- Date: March 1990
- Main characters: Elektra Matt Murdock
- Page count: 96 pages
- Publisher: Marvel Comics

Creative team
- Writers: Frank Miller
- Artists: Frank Miller
- Letterers: Jim Novak
- Colourists: Lynn Varley
- Creators: Frank Miller Lynn Varley
- Editors: Margaret Clark Ralph Macchio Al Milgrom
- ISBN: 093621127X

= Elektra Lives Again =

1990 book by Frank Miller

Elektra Lives Again is a 1990 graphic novel by Frank Miller and Lynn Varley, published through American company Marvel Comics' imprint Epic Comics. It is a spin-off from Miller's run on Daredevil and tells the story of the apparent return of ninja warrior Elektra from death.

==Plot==
Monday, April 1: Matt Murdock attends confession, telling the priest that he is still haunted by the death of Elektra. He describes a recurring dream of Elektra climbing a snow-covered mountain. In the dream, Elektra is horrified to come upon her sais buried in the snow: "the weapons she used to murder so many". She also suddenly notices that her hands are covered in blood which she cannot wash away.

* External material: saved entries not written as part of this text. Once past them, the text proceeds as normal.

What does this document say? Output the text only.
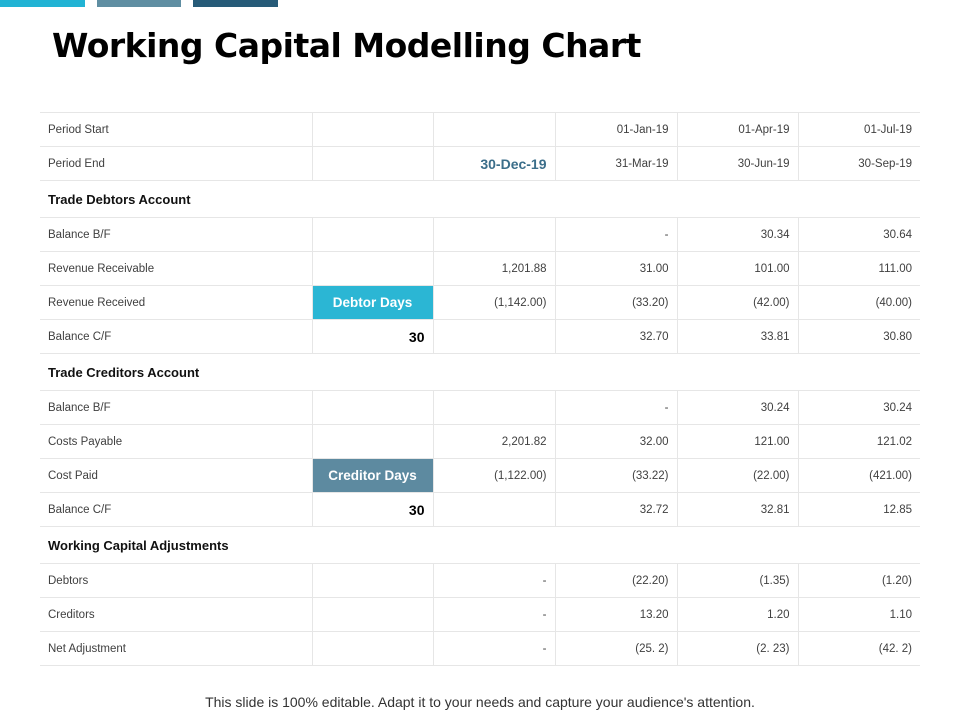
Working Capital Modelling Chart
Period Start			01-Jan-19	01-Apr-19	01-Jul-19
Period End		30-Dec-19	31-Mar-19	30-Jun-19	30-Sep-19
Trade Debtors Account					
Balance B/F			-	30.34	30.64
Revenue Receivable		1,201.88	31.00	101.00	111.00
Revenue Received	Debtor Days	(1,142.00)	(33.20)	(42.00)	(40.00)
Balance C/F	30		32.70	33.81	30.80
Trade Creditors Account					
Balance B/F			-	30.24	30.24
Costs Payable		2,201.82	32.00	121.00	121.02
Cost Paid	Creditor Days	(1,122.00)	(33.22)	(22.00)	(421.00)
Balance C/F	30		32.72	32.81	12.85
Working Capital Adjustments					
Debtors		-	(22.20)	(1.35)	(1.20)
Creditors		-	13.20	1.20	1.10
Net Adjustment		-	(25. 2)	(2. 23)	(42. 2)
This slide is 100% editable. Adapt it to your needs and capture your audience's attention.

Tuesday, April 2: Murdock dreams again. This time Elektra is pursued across the mountain peak by the revenants of her former victims, who catch her and torture her. Murdock wakes, but slips back into another dream, this time of an occult ritual involving The Hand. Still in the dream state, he receives cryptic information that Elektra is alive, but that plans are afoot to kill her (again). These plans are described as finding "the one" who killed Elektra previously (i.e. Bullseye) and making him "mighty".

Saturday, April 6: Seeking company and distraction, Murdock telephones Karen Page, but she tells him she is busy in Los Angeles making "educational films". Murdock is troubled by the way she sounds, but she cuts him off.

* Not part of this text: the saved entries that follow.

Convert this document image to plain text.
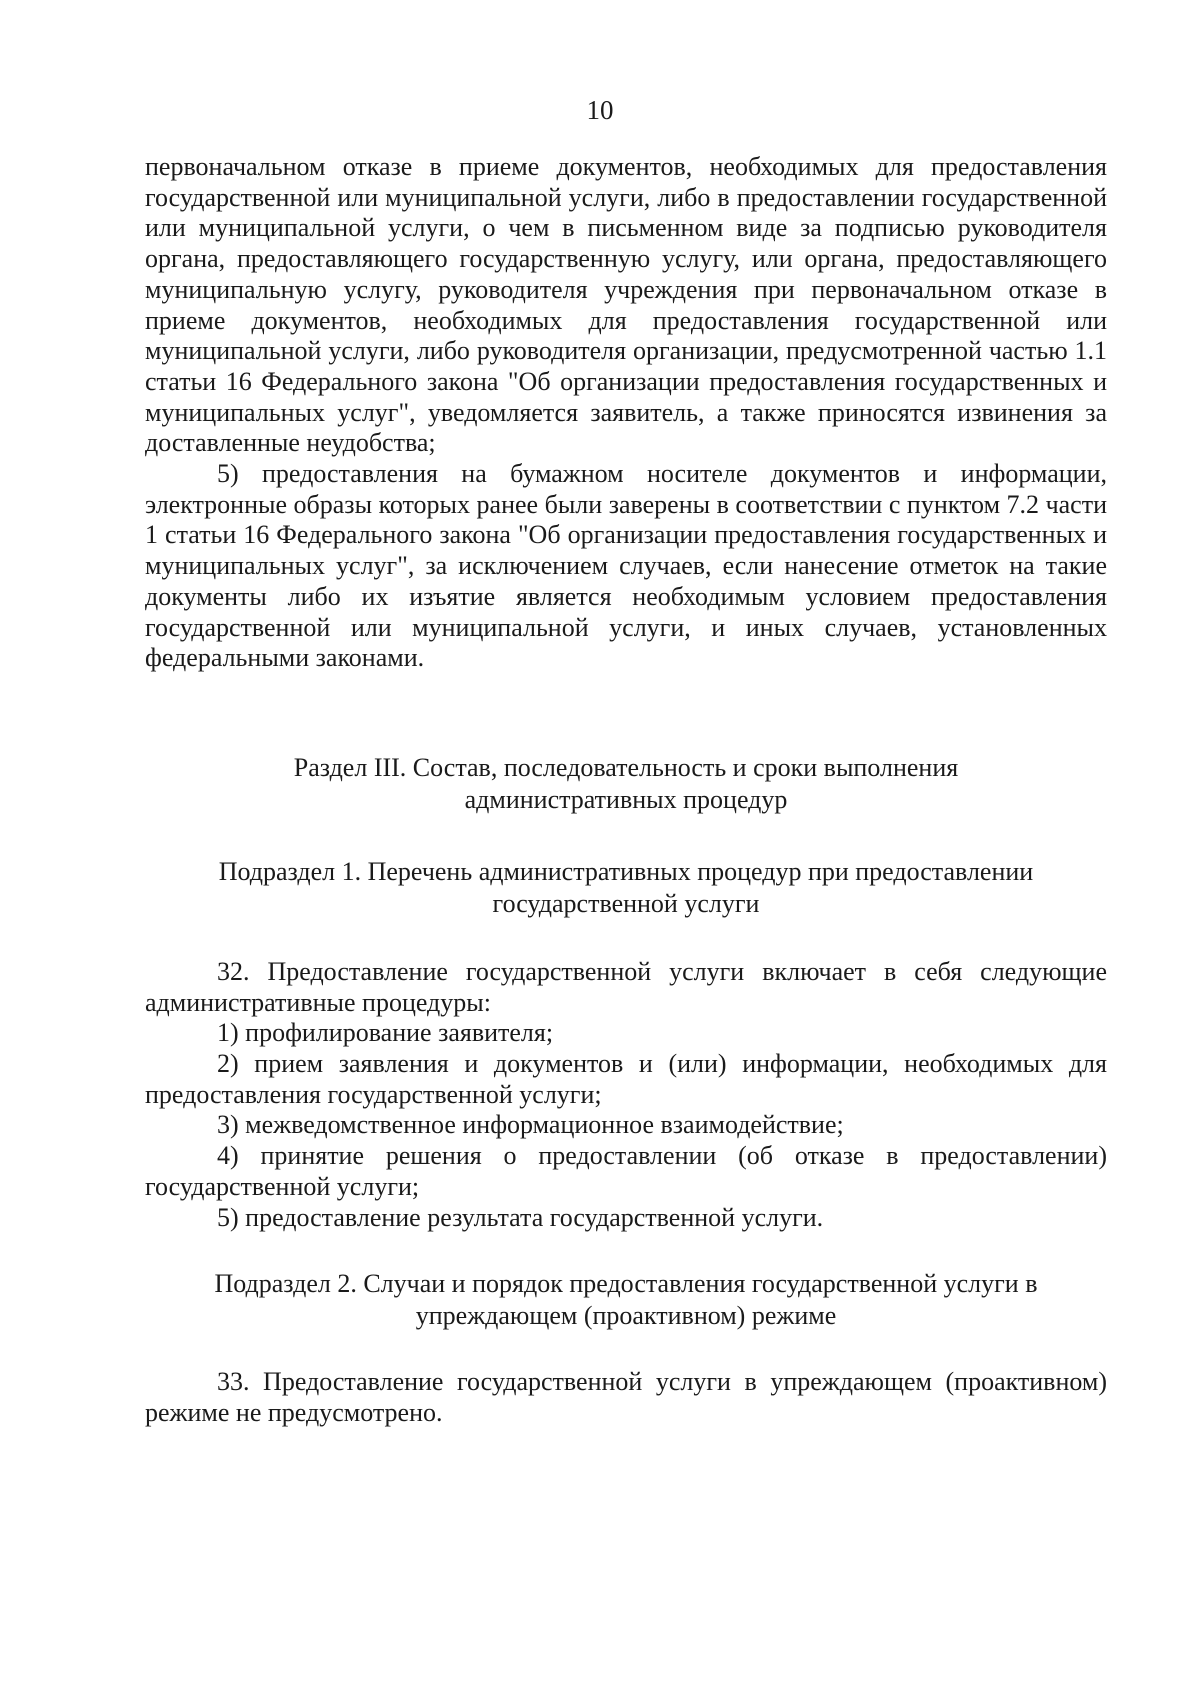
10

первоначальном отказе в приеме документов, необходимых для предоставления государственной или муниципальной услуги, либо в предоставлении государственной или муниципальной услуги, о чем в письменном виде за подписью руководителя органа, предоставляющего государственную услугу, или органа, предоставляющего муниципальную услугу, руководителя учреждения при первоначальном отказе в приеме документов, необходимых для предоставления государственной или муниципальной услуги, либо руководителя организации, предусмотренной частью 1.1 статьи 16 Федерального закона "Об организации предоставления государственных и муниципальных услуг", уведомляется заявитель, а также приносятся извинения за доставленные неудобства;

5) предоставления на бумажном носителе документов и информации, электронные образы которых ранее были заверены в соответствии с пунктом 7.2 части 1 статьи 16 Федерального закона "Об организации предоставления государственных и муниципальных услуг", за исключением случаев, если нанесение отметок на такие документы либо их изъятие является необходимым условием предоставления государственной или муниципальной услуги, и иных случаев, установленных федеральными законами.

Раздел III. Состав, последовательность и сроки выполнения
административных процедур
Подраздел 1. Перечень административных процедур при предоставлении
государственной услуги

32. Предоставление государственной услуги включает в себя следующие административные процедуры:

1) профилирование заявителя;

2) прием заявления и документов и (или) информации, необходимых для предоставления государственной услуги;

3) межведомственное информационное взаимодействие;

4) принятие решения о предоставлении (об отказе в предоставлении) государственной услуги;

5) предоставление результата государственной услуги.

Подраздел 2. Случаи и порядок предоставления государственной услуги в
упреждающем (проактивном) режиме

33. Предоставление государственной услуги в упреждающем (проактивном) режиме не предусмотрено.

Sunday, April 7: Murdock visits the cemetery location of Elektra's grave, and lays orchids.

Monday, April 8: Murdock meets with a female client to discuss her acrimonious divorce case. They end up having a one-night stand, but Murdock remains distracted by Elektra. He dreams of visiting her grave in an empty, snowy landscape, where he is set upon by ninjas. Elektra arrives to rescue him. She kills the ninjas, but in the aftermath stares at Murdock angrily, and strikes him with a poisoned shuriken.

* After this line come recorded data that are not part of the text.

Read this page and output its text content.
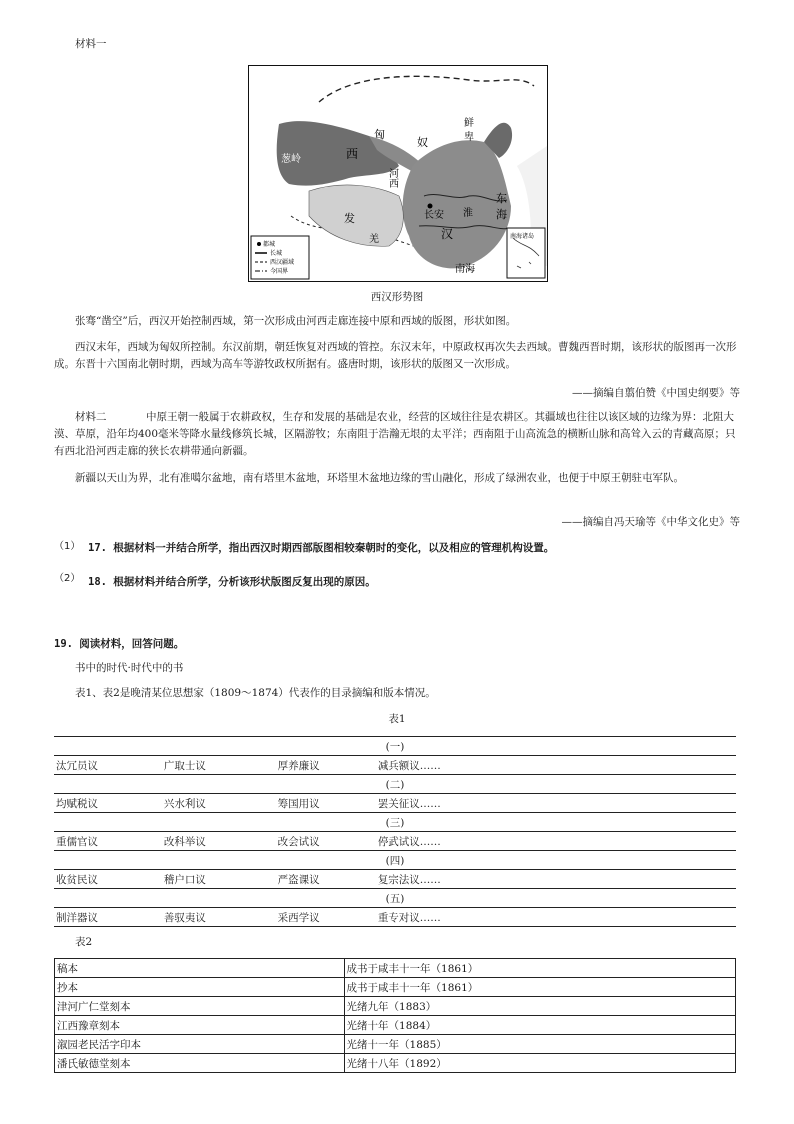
材料一
匈
奴
鲜
卑
西
葱岭
河西
长安 淮
发
羌	汉
东
海
南海
南海诸岛
都城
长城
西汉疆域
今国界
西汉形势图
张骞“凿空”后，西汉开始控制西域，第一次形成由河西走廊连接中原和西域的版图，形状如图。
西汉末年，西域为匈奴所控制。东汉前期，朝廷恢复对西域的管控。东汉末年，中原政权再次失去西域。曹魏西晋时期，该形状的版图再一次形成。东晋十六国南北朝时期，西域为高车等游牧政权所据有。盛唐时期，该形状的版图又一次形成。
——摘编自翦伯赞《中国史纲要》等
材料二	中原王朝一般属于农耕政权，生存和发展的基础是农业，经营的区域往往是农耕区。其疆域也往往以该区域的边缘为界：北阻大漠、草原，沿年均400毫米等降水量线修筑长城，区隔游牧；东南阻于浩瀚无垠的太平洋；西南阻于山高流急的横断山脉和高耸入云的青藏高原；只有西北沿河西走廊的狭长农耕带通向新疆。
新疆以天山为界，北有准噶尔盆地，南有塔里木盆地，环塔里木盆地边缘的雪山融化，形成了绿洲农业，也便于中原王朝驻屯军队。
——摘编自冯天瑜等《中华文化史》等
（1） 17. 根据材料一并结合所学，指出西汉时期西部版图相较秦朝时的变化，以及相应的管理机构设置。
（2） 18. 根据材料并结合所学，分析该形状版图反复出现的原因。
19. 阅读材料，回答问题。
书中的时代·时代中的书
表1、表2是晚清某位思想家（1809～1874）代表作的目录摘编和版本情况。
表1
(一)			
汰冗员议	广取士议	厚养廉议	减兵额议……
(二)			
均赋税议	兴水利议	筹国用议	罢关征议……
(三)			
重儒官议	改科举议	改会试议	停武试议……
(四)			
收贫民议	稽户口议	严盗课议	复宗法议……
(五)			
制洋器议	善驭夷议	采西学议	重专对议……
表2
稿本	成书于咸丰十一年（1861）
抄本	成书于咸丰十一年（1861）
津河广仁堂刻本	光绪九年（1883）
江西豫章刻本	光绪十年（1884）
溆园老民活字印本	光绪十一年（1885）
潘氏敏德堂刻本	光绪十八年（1892）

Tuesday, April 9: Murdock resolves to act on his dreams, however crazy that may seem, and try to speak to Bullseye himself. Before he even leaves his apartment, however, he receives a phone call from Foggy Nelson informing him that Bullseye has been murdered in prison. Nelson and Murdock are to act as legal representation for Bullseye's killer.

Wednesday, April 10: Murdock identifies Bullseye's body in the morgue, and then proceeds to the police precinct where he meets with Bullseye's Japanese assassin. They engage in a psychic battle which leaves Murdock unconscious and the assassin dead from a brain haemorrhage. Meanwhile, Elektra gains access to the morgue. She approaches Bullseye's body with a large blade, but before she can act, she is attacked by reanimated corpses, only narrowly escaping in an explosion that burns off her clothes. Naked, she walks past Murdock. He grabs her wrist as she passes, and they make love, but Murdock notes that she is cold. He regains consciousness, even less sure than before of the line between his dreams and reality. He returns home and works out with a punching bag, but soon becomes aware of sounds revealing an attacker is nearby. A ninja bursts in and the two fight, until the intruder is suddenly killed by an arrow fired into the apartment from outside by a shadowy figure. Murdock chases this second figure across the rooftops to a church, where The Hand have Bullseye's body and are in the process of a resurrection ritual. Elektra is already there, dressed in the white robes of a nun, but she is too late to stop the process. Murdock arrives to find her mortally wounded, apparently by Bullseye. Murdock and the ailing Elektra together eventually manage to kill Bullseye (again) after a brutal battle, but Elektra then dies (again) in Murdock's arms. Murdock recalls the priest at the confessional telling him that he wasn't being haunted by Elektra, but was in fact haunting her. He burns the church with her body inside ("even from across the street [the fire is] blistering"), but reflects that Elektra is nevertheless "somewhere cold". The book's final image is of Elektra once again in an empty landscape ankle-deep in snow, staring into a blue sky.

==Publication history==
Elektra Lives Again was originally published as a hardcover edition in 1990. It has since been reprinted a number of times in trade paperbacks and hardcovers of varying sizes, and was also included in the 2008 hardcover Elektra by Frank Miller & Bill Sienkiewicz Omnibus, along with the Elektra: Assassin limited series and a number of shorter stories.

==Awards==
- 1991 Eisner Award for Best Graphic Album: New
- 1991 UK Comic Art Award for Best Original Graphic Novel

==Cameo appearance==
As Murdock enters the cemetery on Sunday, the French comic character Carmen Cru^{fr} can be seen leaving.